Pese a los rigores de la llamada mercantilización del ocio, aún es posible viajar. A mi amigo Pepe un alma caritativa lo rescató de cierto garito brasileiro donde consumía sus noches y lo llevó a una casa decente, con familia y todo. Ha hecho amistades. Pese a la capacidad del negocio para convertir el servicio en paquete, la vida en programa y el riesgo prudente en baile y toreo de salón, aún es posible generar una segunda piel bajo el gorrito y la camisa de Mundicolor e ir a donde los pies te lleven.

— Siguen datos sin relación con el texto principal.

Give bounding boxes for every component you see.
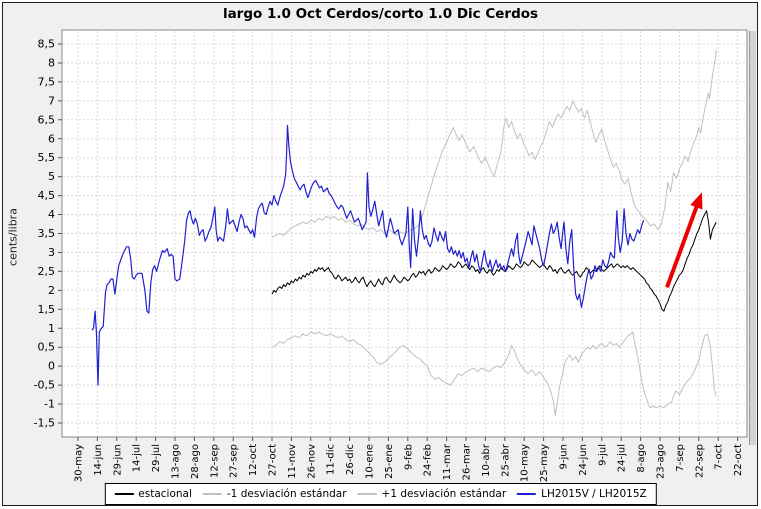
x-tick-label: 12-sep (209, 444, 220, 478)
y-tick-label: 0,5 (38, 341, 56, 354)
x-tick-label: 26-mar (462, 443, 473, 480)
x-tick-label: 26-nov (306, 444, 317, 479)
x-tick-label: 14-jul (132, 444, 143, 472)
legend-item-1: -1 desviación estándar (202, 488, 347, 500)
y-tick-label: 0 (48, 360, 55, 373)
trend-arrow-shaft (665, 204, 699, 289)
x-tick-label: 9-jul (597, 444, 608, 466)
x-tick-label: 22-oct (733, 444, 744, 476)
x-tick-label: 27-oct (268, 444, 279, 476)
y-tick-label: 8,5 (38, 38, 56, 51)
x-tick-label: 9-feb (403, 444, 414, 470)
trend-arrow-head (690, 192, 703, 210)
y-tick-label: 6,5 (38, 113, 56, 126)
x-tick-label: 27-sep (229, 444, 240, 478)
legend-swatch (202, 493, 222, 495)
y-tick-label: 3,5 (38, 227, 56, 240)
x-tick-label: 24-jul (617, 444, 628, 472)
x-tick-label: 10-abr (481, 443, 492, 477)
x-tick-label: 25-may (539, 444, 550, 482)
chart-title: largo 1.0 Oct Cerdos/corto 1.0 Dic Cerdo… (222, 6, 539, 22)
x-tick-label: 11-nov (287, 444, 298, 479)
y-tick-label: 4 (48, 208, 55, 221)
y-tick-label: 2 (48, 284, 55, 297)
x-tick-label: 10-ene (365, 444, 376, 479)
x-tick-label: 23-ago (656, 444, 667, 479)
y-tick-label: -1 (44, 398, 55, 411)
y-tick-label: -0,5 (34, 379, 55, 392)
y-tick-label: 4,5 (38, 189, 56, 202)
legend-item-label: -1 desviación estándar (226, 488, 347, 500)
legend-item-label: estacional (138, 488, 192, 500)
x-tick-label: 28-ago (190, 444, 201, 479)
y-tick-label: 6 (48, 132, 55, 145)
legend-item-3: LH2015V / LH2015Z (517, 488, 647, 500)
axis-ticks (58, 43, 739, 441)
x-tick-label: 22-sep (694, 444, 705, 478)
legend-item-label: LH2015V / LH2015Z (541, 488, 647, 500)
legend-item-2: +1 desviación estándar (357, 488, 507, 500)
x-tick-label: 30-may (74, 444, 85, 482)
x-tick-label: 29-jul (151, 444, 162, 472)
y-tick-label: 1,5 (38, 303, 56, 316)
legend: estacional -1 desviación estándar +1 desvi… (104, 483, 657, 505)
y-tick-label: 5 (48, 170, 55, 183)
x-tick-label: 11-dic (326, 444, 337, 475)
legend-swatch (357, 493, 377, 495)
y-tick-label: 5,5 (38, 151, 56, 164)
x-tick-label: 29-jun (112, 444, 123, 476)
legend-swatch (517, 493, 537, 495)
x-tick-label: 25-abr (500, 443, 511, 477)
gridlines (63, 31, 746, 436)
y-tick-label: 7,5 (38, 75, 56, 88)
x-tick-label: 11-mar (442, 443, 453, 480)
x-tick-label: 25-ene (384, 444, 395, 479)
y-tick-label: 1 (48, 322, 55, 335)
legend-swatch (114, 493, 134, 495)
x-tick-label: 10-may (520, 444, 531, 482)
legend-item-label: +1 desviación estándar (381, 488, 507, 500)
x-tick-label: 13-ago (171, 444, 182, 479)
x-tick-label: 24-feb (423, 444, 434, 476)
legend-item-0: estacional (114, 488, 192, 500)
panel-edge-strip (749, 31, 756, 445)
x-tick-label: 26-dic (345, 444, 356, 475)
series--1-desviaci-n-est-ndar (271, 331, 717, 416)
y-tick-label: 7 (48, 94, 55, 107)
y-tick-label: -1,5 (34, 417, 55, 430)
y-tick-label: 2,5 (38, 265, 56, 278)
x-tick-label: 24-jun (578, 444, 589, 476)
series-estacional (271, 210, 717, 312)
x-tick-label: 12-oct (248, 444, 259, 476)
x-tick-label: 14-jun (93, 444, 104, 476)
y-tick-label: 8 (48, 56, 55, 69)
x-tick-label: 8-ago (636, 444, 647, 473)
x-tick-label: 7-sep (675, 444, 686, 472)
y-tick-label: 3 (48, 246, 55, 259)
series-lh2015v-lh2015z (91, 124, 645, 386)
x-tick-label: 9-jun (559, 444, 570, 469)
x-tick-label: 7-oct (714, 444, 725, 470)
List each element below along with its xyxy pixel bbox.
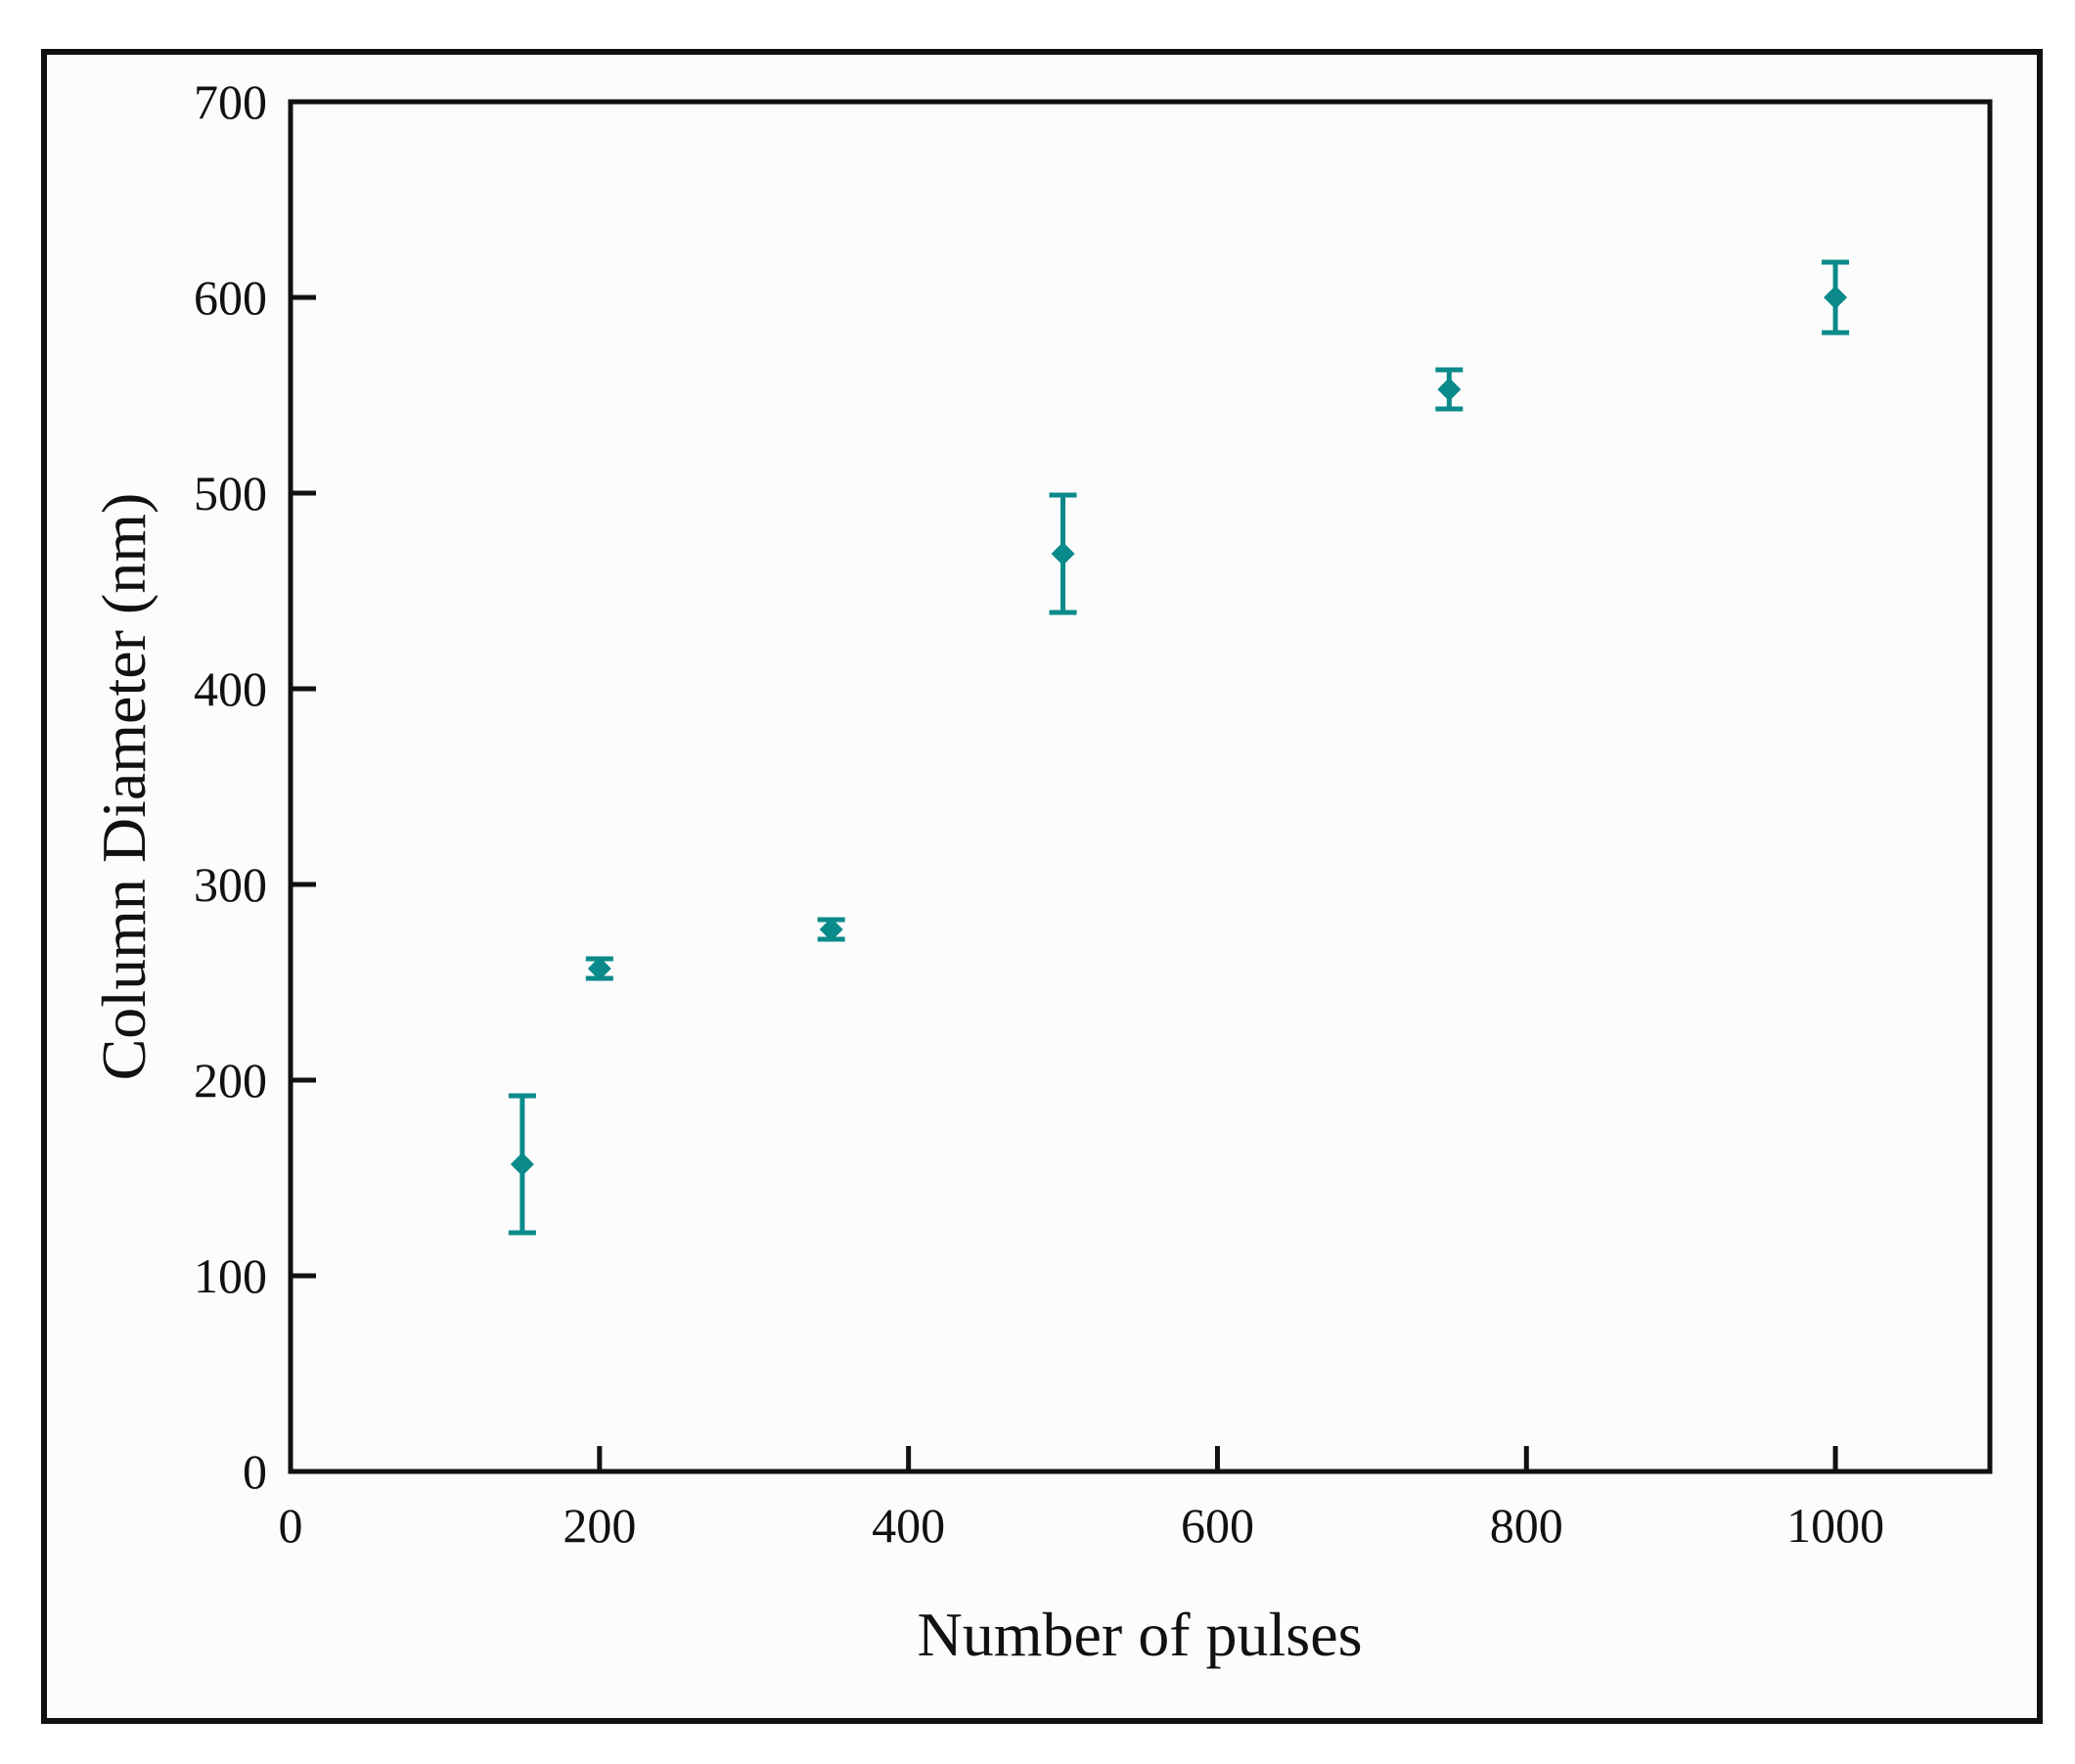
data-series bbox=[508, 259, 1850, 1236]
data-point bbox=[510, 1153, 534, 1176]
y-tick-label: 300 bbox=[194, 857, 267, 912]
data-point bbox=[1824, 286, 1848, 309]
plot-area bbox=[288, 99, 1993, 1474]
y-axis-title: Column Diameter (nm) bbox=[89, 493, 158, 1081]
y-tick-label: 400 bbox=[194, 661, 267, 716]
x-tick-label: 0 bbox=[279, 1498, 303, 1553]
y-tick-label: 100 bbox=[194, 1248, 267, 1303]
y-tick-label: 600 bbox=[194, 270, 267, 325]
x-tick-label: 800 bbox=[1490, 1498, 1563, 1553]
figure-frame bbox=[41, 49, 2043, 1724]
data-point bbox=[819, 918, 843, 941]
data-point bbox=[1051, 542, 1075, 565]
data-point bbox=[1437, 378, 1462, 401]
y-axis: 0 100 200 300 400 500 600 700 bbox=[194, 74, 316, 1499]
x-tick-label: 400 bbox=[872, 1498, 945, 1553]
y-tick-label: 500 bbox=[194, 466, 267, 520]
x-axis-title: Number of pulses bbox=[917, 1600, 1362, 1669]
x-tick-label: 600 bbox=[1181, 1498, 1254, 1553]
y-tick-label: 200 bbox=[194, 1053, 267, 1108]
x-axis: 0 200 400 600 800 1000 bbox=[279, 1446, 1884, 1553]
y-tick-label: 700 bbox=[194, 74, 267, 129]
x-tick-label: 200 bbox=[563, 1498, 636, 1553]
y-tick-label: 0 bbox=[243, 1444, 267, 1499]
x-tick-label: 1000 bbox=[1786, 1498, 1884, 1553]
data-point bbox=[587, 957, 611, 980]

En mi primera inmersión en Mauricio, los negritos me miraban como si yo fuera una barrita energética, otra vuelta de manivela en la caja registradora, pero, luego, en la segunda, di con un falansterio francés que practicaba la religión subacuática con hondura, recogimiento y abundante bibliografía. Gracias a un aguacero que espantó a los turistas y a los macacos pude ver el Grand Basin, el lugar más sagrado para los hindúes, envuelto en un cascarón de agua, trepado por lianas de humedad, cubierto con gasas de niebla -un tejido de nagas, de serpientes, como envoltura del velo de Maya-, encajado en un volcán: cocodrilesco, inaugural, poderoso como el alarido del origen.